Les premiers jours de printemps 2025 nous l’avaient presque fait oublier, mais l’année précédente a été très pluvieuse. Mais le géant agricole Terrena n’a pas pris l’eau pour autant. "Les fortes perturbations climatiques deviennent une habitude", relativise Olivier Chaillou, président de Terrena. "Malgré la baisse du chiffre d’affaires sur les céréales, nous terminons sur un chiffre d’affaires 2024 en hausse, à 5,6 milliards d’euros (contre 5,5 Md€ en 2023, NDLR) grâce à nos acquisitions, notamment de Tipiak (7 usines, 1 300 salariés) et de Volatys dans le segment volaille", pointe Eric Forin. L’homme a pris l’année dernière la direction générale de la coopérative, qui compte maintenant 13 000 salariés. Avec le coût de ces acquisitions, le résultat net se trouve lui en légère baisse, à 29,6 millions d’euros, contre 31,4 millions d’euros en 2023.
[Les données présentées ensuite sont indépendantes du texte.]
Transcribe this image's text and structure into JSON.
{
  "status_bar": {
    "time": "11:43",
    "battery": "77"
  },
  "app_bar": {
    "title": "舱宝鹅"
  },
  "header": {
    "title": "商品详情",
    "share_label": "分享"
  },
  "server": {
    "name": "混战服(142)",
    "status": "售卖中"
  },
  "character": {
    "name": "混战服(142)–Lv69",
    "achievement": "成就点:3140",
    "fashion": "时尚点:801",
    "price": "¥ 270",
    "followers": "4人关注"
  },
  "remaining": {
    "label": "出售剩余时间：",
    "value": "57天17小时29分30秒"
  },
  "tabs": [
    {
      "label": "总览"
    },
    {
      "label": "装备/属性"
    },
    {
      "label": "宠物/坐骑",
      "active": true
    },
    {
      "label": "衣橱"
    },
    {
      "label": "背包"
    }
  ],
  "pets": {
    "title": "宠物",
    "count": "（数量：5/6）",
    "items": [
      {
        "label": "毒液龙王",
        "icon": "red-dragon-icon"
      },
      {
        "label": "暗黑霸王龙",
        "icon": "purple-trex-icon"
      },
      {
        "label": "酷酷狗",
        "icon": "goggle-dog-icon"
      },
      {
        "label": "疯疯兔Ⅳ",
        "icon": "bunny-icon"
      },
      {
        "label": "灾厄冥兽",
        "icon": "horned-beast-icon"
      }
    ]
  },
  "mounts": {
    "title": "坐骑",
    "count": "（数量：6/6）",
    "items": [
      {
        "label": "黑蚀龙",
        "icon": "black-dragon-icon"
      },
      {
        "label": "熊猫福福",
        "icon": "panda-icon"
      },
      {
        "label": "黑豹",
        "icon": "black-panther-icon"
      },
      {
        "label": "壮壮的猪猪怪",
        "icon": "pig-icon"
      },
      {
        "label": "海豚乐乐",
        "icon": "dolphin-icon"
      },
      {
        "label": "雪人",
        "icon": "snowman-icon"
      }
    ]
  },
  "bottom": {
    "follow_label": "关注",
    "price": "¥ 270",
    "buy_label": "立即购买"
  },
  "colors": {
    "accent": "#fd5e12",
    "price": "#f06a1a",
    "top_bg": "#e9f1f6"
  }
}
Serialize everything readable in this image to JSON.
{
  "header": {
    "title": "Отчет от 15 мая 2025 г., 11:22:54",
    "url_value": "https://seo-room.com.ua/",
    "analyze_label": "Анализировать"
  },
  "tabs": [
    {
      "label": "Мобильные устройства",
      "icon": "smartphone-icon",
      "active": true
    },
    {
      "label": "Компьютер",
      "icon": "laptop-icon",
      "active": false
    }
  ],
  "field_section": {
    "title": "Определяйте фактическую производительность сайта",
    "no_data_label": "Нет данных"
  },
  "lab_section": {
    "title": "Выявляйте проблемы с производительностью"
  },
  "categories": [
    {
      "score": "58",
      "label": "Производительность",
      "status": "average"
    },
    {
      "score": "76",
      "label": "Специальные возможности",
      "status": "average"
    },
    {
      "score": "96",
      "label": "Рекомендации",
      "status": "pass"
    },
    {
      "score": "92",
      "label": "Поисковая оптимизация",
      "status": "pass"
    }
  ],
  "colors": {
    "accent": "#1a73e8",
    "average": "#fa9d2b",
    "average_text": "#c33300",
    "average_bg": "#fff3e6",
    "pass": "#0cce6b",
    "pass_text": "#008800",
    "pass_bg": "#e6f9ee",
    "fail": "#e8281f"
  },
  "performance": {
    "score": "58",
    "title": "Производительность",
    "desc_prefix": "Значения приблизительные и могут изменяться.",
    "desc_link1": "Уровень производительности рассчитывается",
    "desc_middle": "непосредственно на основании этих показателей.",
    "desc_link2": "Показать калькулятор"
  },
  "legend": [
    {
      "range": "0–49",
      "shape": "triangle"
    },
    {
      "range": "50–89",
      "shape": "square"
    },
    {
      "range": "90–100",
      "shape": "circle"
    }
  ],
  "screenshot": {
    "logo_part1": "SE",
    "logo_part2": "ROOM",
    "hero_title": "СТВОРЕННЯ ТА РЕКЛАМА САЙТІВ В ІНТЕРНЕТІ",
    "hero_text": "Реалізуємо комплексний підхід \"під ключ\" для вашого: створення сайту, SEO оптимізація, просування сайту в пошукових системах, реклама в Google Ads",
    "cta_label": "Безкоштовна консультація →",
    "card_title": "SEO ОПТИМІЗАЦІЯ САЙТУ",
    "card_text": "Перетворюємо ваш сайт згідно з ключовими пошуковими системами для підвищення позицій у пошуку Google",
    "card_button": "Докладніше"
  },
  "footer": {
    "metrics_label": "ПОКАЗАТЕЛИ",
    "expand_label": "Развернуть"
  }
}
Des investissements dans le stockage des céréales
Le groupe tablait initialement sur 154 millions d’euros d’investissement pour 2024. Seulement 113 auront finalement été injectés. "L’enveloppe 2025 est de 170 millions d’euros", note Eric Forin. Explication de cette hausse : des investissements conséquents à venir, notamment dans la rénovation des silos de céréales du groupe. Environ 23 millions d’euros y seront consacrés pour 2025. Déjà fin 2024, un chantier avait été lancé en Mayenne, pour 4,2 millions d’euros, sur ce segment. Au total, Terrena ambitionne d’atteindre les 400 000 tonnes de stockage d’ici 2030. Autre investissement au programme : la modernisation des bâtiments d’élevage de poules pondeuses pour environ 5 millions d’euros.
"Notre fonds d’investissement a vocation à aider les exploitants à financer de gros projets de modernisation"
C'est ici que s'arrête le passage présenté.